Reputation: 135
I am running a simple query in redshift where the source table has 26 million records and the other table has 120k records. One issue is I don't have a direct relation between the two tables so I am using another foreign key which is common in both the table to make the join. When I gave a limit the query is completing within seconds, however when running without limit it is running forever
`select a.person_name, b.city from persons a left outer join address b on a.zip_code= b.zip_code`
`QUERY PLAN
XN Hash Left Join DS_BCAST_INNER (cost=1559.11..39246081357.77 rows=224197624453 width=15)
Hash Cond: ("outer".zip_code = "inner".zip_code)
-> XN Seq Scan on persons a (cost=0.00..269134.10 rows=26913410 width=16)
-> XN Hash (cost=1247.29..1247.29 rows=124729 width=15)
-> XN Seq Scan on address b (cost=0.00..1247.29 rows=124729 width=15)`
Any help would be appreciated.
Upvotes: 1
Views: 440
Reputation: 1269593
You probably have a bunch of zip codes that have duplicate values in both tables.

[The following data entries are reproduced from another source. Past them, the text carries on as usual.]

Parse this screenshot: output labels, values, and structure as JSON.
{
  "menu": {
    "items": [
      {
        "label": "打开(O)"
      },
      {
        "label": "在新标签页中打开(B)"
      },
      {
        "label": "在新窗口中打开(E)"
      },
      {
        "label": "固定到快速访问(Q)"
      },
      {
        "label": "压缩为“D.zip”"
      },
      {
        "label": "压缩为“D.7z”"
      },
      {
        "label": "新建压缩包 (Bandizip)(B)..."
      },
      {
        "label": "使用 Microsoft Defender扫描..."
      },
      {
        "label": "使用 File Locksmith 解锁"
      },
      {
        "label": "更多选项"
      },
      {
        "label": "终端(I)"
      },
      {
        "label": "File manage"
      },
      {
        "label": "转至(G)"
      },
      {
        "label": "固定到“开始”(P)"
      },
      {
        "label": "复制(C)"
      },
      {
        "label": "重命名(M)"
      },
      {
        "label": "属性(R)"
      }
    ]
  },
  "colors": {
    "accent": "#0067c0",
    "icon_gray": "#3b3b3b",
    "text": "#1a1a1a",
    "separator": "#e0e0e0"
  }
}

You can calculate the size of the intermediate table from the JOIN
using:
select sum(p.cnt * a.cnt)
from (select zip_code, count(*) as cnt
from persons
group by zip_code
) p join
(select zip_code, count(*) as cnt
from address
group by zip_code
) a
on p.zip_code = a.zip_code;
You may find that this is actually generating billions and billions of rows -- if not more. That is why the query is taking so long.
You would need appropriate join
conditions to fix the problem.
Upvotes: 2